Viktor (Tom Hanks) plans to visit New York. When he lands in JFK airport, officials tell him that he visa has been cancelled. Apparently, during the time he was flying to the US, his country Krokozia was in the middle of a political coup. The President and other leaders had been murdered by rebel forces. There was a new government in place and all travelling rights had been suspended by this new government. The US could not let Viktor into New York until his country was reclassified - and a Visa reissued.
Since Viktor wasn't eligible for any refugee status or hadn't a committed a crime the airport officials couldn't send him home nor let him into New York. He was classified as "unacceptable" and had to stay in the international transit area. He was given food vouchers, but he lost them. He had no food. His English was poor too, so no one really helped him.
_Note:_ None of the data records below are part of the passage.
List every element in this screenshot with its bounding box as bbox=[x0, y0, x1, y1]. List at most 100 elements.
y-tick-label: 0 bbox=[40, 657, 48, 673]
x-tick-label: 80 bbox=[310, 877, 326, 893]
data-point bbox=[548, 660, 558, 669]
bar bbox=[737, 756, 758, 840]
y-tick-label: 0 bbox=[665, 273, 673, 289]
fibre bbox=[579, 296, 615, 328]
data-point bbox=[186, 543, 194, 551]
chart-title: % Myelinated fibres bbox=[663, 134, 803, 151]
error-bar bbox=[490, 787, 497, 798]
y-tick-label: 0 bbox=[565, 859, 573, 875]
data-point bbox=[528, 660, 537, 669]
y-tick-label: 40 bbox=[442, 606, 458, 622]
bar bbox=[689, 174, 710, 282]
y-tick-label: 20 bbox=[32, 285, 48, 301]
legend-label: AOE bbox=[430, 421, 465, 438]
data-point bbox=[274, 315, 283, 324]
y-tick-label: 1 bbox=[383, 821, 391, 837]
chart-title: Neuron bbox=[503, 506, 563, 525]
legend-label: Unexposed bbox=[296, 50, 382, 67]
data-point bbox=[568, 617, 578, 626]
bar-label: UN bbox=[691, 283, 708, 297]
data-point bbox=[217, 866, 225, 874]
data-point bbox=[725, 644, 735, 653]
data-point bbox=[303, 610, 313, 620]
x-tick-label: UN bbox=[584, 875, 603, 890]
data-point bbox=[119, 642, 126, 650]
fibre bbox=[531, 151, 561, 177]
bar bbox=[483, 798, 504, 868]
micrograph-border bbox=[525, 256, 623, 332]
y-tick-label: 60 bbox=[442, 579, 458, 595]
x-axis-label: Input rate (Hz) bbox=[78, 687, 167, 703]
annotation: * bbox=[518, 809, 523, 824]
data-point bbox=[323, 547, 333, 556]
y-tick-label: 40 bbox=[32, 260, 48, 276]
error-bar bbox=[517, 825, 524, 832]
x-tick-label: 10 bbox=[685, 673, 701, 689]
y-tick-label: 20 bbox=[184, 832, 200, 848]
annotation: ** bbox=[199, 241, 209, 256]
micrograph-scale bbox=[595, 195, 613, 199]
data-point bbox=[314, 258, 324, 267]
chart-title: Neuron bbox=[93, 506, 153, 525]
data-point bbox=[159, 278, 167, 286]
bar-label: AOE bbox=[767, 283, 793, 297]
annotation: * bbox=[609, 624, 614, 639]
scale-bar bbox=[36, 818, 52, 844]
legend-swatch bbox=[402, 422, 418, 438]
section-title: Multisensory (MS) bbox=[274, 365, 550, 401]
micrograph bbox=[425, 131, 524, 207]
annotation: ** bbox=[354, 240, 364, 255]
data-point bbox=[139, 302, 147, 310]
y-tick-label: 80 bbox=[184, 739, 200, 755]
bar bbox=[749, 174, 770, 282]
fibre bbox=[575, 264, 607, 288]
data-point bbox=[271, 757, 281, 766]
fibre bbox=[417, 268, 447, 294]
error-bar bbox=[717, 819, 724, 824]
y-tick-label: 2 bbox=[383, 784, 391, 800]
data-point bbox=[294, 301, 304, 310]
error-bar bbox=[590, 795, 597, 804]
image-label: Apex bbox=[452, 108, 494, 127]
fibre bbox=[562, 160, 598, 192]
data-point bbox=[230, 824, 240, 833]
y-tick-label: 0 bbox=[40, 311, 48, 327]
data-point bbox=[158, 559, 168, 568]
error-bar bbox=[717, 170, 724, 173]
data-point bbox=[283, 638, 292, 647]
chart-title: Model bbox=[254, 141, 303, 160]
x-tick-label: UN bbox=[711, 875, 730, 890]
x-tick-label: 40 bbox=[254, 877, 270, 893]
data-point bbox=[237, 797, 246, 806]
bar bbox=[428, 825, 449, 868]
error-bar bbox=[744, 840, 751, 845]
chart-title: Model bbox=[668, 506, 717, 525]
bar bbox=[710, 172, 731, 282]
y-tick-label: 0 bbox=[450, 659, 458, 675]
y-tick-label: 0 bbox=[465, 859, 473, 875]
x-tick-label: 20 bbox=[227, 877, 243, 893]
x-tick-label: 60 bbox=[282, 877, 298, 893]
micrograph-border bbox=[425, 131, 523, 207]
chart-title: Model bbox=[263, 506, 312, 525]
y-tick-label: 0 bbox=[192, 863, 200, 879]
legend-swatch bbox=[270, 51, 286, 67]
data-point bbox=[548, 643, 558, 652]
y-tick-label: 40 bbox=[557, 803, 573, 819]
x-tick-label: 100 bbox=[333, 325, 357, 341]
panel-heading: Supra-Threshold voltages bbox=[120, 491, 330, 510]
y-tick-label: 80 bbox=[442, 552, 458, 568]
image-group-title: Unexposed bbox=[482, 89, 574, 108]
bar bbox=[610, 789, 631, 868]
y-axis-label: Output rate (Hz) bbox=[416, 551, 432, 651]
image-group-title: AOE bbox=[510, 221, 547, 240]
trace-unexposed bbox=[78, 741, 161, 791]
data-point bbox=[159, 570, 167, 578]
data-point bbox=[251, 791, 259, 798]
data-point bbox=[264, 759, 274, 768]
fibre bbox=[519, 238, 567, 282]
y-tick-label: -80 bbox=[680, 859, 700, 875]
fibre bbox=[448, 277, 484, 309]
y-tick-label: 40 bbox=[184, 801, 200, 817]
He studied the airport system and found that if he returned push carts, he would get quarters out of the machine. He was able to feed himself for a while, but then the airport official hired some guy to return all the carts. The airport official was inline for a promotion and didn't want Viktor in his airport during inspection. He told Viktor the times when the guards would be off duty in hopes that Viktor would make a run for the door into New York. He could then call the police and Viktor would no longer be his problem.
Viktor stayed and made a few friends with all the airport staff and the people working in the stores. He lived in the airport for 9 months almost and met Catherine Zeta Jones, a airline stewardess. During those 9 months, Viktor managed to find a construction job with contractors building a new wing to JFK. He and Catherine Zeta Jones went on a few dates, but Catherine had a boyfriend. The boyfriend was married but they were both on and off.
Viktor always had a can of peanuts with him. The airport official was curious to see if he was smuggling something illegal. They sought the help of Zeta-Jones and found out the it held signed business/name cards. In 1945, his father had meet a bunch of people at some sort of gathering. In the next 40 years, he wrote letters to all these different people to have them sign a name card and sent it to him. Before he died he had collected all but one.